Les divers avis et rapports sur les bâtiments publics et privés démontrent la nécessité de prendre à bras-le-corps la question de la rénovation thermique pour réduire les émissions de gaz à effet de serre. Selon de nombreux organismes, il faudrait rénover 700 000 logements par an pour tenir nos engagements. Cette ambition ne peut aboutir qu'avec des aides de l'État, et si le parcours de rénovation est bien construit : audit sérieux ; plan de travaux cohérent répondant à une rénovation globale et performante ; montage financier tenable et accompagnement du suivi des travaux. Ces outils existent en partie, mais ils sont difficilement accessibles et l'organisation est insuffisante. L'examen du texte offre l'occasion de définir les rénovations globales et performantes et de fixer un calendrier pour sortir de l'action par gestes, peu efficace.

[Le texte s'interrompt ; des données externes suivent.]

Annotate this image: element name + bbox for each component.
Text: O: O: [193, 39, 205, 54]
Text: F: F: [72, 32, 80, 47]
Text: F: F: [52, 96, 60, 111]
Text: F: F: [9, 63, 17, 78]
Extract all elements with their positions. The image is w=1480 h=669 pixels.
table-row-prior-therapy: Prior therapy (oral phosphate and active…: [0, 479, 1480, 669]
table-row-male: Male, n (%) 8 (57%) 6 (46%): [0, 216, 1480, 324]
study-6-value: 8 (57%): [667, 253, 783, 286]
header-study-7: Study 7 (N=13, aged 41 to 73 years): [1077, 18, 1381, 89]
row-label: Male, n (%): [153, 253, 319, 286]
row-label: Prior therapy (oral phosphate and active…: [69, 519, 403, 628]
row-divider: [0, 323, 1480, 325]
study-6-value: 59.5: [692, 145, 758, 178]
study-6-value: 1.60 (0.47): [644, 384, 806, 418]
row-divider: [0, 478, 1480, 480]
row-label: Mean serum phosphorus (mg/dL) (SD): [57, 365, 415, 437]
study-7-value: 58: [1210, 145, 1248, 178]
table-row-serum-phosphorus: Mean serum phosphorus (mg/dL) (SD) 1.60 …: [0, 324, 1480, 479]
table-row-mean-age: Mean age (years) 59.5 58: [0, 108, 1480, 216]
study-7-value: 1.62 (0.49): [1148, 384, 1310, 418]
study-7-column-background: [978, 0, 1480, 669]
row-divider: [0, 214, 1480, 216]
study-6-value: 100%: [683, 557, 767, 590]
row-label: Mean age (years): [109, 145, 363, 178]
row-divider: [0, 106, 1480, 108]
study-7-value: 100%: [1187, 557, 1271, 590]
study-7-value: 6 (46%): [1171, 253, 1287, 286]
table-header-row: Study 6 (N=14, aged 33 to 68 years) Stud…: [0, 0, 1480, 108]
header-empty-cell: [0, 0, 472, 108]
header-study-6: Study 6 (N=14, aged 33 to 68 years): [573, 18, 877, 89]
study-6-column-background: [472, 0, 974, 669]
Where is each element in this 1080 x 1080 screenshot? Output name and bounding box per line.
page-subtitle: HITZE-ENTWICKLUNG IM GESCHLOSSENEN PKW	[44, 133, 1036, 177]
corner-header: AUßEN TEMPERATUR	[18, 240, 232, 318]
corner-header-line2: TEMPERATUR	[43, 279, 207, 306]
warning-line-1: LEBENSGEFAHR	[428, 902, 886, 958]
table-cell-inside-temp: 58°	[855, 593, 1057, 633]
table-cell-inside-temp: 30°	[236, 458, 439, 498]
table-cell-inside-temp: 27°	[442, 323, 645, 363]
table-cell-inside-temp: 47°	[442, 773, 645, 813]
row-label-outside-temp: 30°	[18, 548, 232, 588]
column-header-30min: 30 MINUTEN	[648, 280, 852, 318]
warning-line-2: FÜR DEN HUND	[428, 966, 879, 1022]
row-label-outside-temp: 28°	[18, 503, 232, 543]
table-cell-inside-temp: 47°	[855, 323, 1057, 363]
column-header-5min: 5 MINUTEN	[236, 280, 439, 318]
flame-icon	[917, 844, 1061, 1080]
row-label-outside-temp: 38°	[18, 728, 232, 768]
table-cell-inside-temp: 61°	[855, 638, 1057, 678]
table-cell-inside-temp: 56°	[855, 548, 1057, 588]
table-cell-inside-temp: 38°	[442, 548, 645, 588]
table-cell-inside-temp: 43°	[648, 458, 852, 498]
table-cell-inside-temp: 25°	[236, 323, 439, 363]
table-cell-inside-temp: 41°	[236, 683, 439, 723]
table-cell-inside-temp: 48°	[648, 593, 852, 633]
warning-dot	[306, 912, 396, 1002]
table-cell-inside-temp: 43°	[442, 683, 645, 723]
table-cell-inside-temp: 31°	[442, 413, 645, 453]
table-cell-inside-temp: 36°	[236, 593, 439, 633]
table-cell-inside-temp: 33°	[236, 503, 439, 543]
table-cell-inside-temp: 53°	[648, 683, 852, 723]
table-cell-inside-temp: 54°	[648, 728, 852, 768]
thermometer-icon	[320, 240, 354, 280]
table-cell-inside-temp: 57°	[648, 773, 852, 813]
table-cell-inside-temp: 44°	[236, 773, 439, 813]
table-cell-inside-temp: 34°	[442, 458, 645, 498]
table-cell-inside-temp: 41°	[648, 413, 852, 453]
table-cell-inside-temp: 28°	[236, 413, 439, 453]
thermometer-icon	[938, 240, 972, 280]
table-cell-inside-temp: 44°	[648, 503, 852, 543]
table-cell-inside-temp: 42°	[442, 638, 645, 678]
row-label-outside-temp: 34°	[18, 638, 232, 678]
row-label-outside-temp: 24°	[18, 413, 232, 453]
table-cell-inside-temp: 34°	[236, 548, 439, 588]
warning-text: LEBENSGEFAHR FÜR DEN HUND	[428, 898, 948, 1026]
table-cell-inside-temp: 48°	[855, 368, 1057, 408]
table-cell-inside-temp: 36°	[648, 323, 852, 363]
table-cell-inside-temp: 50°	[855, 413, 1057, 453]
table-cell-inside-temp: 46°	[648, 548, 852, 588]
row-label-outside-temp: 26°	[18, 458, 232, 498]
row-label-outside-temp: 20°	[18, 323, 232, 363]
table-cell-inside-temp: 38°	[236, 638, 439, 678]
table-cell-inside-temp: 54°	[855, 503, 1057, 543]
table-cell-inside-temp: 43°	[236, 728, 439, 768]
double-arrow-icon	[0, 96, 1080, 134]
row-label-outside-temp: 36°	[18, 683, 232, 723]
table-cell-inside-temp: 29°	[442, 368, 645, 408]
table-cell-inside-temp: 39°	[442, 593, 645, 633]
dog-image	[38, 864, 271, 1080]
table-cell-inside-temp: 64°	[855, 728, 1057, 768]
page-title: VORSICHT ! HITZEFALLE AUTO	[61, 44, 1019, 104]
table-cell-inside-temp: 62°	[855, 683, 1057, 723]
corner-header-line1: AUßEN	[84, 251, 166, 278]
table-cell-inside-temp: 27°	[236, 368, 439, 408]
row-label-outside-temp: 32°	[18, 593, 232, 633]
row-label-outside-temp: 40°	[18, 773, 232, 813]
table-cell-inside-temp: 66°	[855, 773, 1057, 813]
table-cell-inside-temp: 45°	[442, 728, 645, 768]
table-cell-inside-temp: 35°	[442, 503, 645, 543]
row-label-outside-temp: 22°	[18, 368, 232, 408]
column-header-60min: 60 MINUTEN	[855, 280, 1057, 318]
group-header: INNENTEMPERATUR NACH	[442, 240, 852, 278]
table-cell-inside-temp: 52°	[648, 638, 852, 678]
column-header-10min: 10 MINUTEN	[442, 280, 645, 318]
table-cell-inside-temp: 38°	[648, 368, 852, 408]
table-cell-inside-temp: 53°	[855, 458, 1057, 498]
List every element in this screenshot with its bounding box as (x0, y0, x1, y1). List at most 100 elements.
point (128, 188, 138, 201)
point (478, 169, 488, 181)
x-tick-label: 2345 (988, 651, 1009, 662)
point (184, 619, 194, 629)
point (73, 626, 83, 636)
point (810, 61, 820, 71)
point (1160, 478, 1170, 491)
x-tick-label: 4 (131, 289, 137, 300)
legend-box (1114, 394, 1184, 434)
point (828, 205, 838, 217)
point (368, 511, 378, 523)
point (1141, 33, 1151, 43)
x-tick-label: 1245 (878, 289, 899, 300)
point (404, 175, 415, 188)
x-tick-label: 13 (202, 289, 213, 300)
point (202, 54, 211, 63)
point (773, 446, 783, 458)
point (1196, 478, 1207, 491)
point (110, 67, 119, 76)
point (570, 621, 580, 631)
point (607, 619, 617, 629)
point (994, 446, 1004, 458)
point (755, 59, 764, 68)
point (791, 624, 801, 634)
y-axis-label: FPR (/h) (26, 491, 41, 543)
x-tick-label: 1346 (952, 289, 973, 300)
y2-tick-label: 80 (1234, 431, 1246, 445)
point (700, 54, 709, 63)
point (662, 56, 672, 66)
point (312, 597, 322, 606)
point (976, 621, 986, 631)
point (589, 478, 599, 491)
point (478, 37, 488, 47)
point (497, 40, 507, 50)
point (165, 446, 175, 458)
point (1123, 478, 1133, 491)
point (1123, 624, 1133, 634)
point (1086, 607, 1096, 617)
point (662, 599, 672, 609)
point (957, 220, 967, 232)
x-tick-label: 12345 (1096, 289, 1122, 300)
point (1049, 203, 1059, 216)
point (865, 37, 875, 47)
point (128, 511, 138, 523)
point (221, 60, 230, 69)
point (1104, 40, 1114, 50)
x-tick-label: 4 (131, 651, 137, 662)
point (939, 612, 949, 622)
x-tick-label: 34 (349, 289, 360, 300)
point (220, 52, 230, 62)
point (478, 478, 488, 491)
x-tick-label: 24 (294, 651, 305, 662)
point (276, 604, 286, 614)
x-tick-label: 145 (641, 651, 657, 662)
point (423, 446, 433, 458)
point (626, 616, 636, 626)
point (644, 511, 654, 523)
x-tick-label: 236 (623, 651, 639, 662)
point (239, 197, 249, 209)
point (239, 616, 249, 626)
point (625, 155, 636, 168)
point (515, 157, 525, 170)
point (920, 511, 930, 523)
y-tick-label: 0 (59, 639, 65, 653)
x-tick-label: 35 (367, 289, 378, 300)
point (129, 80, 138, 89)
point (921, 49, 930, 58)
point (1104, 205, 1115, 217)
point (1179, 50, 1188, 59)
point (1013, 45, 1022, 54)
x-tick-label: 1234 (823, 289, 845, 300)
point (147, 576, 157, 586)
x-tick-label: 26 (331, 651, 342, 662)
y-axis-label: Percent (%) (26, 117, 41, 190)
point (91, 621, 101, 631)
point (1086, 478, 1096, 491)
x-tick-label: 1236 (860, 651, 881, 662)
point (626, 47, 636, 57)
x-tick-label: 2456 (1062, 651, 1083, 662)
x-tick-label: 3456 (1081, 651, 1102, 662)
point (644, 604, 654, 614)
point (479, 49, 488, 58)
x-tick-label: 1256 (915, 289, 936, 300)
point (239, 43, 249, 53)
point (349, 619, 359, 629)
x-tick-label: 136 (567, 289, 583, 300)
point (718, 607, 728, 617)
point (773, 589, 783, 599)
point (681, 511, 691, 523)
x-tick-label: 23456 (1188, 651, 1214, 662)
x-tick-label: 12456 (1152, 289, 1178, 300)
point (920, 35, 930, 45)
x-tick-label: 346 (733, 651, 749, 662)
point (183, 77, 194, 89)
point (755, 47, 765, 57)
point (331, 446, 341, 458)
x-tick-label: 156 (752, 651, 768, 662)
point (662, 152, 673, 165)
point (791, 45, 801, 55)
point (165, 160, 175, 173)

Nous manquons de visibilité sur les étapes nécessaires pour adapter les capacités professionnelles aux besoins de rénovation. Selon Dominique Méda, alors que le secteur du bâtiment a perdu 250 000 emplois en dix ans et que 140 000 salariés sont partis à la retraite en 2019, il est nécessaire de penser à un grand plan de formation orienté vers la transition écologique pour assurer chaque année les nombreuses rénovations thermiques requises. Le projet de loi ne prévoit que très peu de choses à ce sujet : comment envisagez-vous de le faire évoluer ?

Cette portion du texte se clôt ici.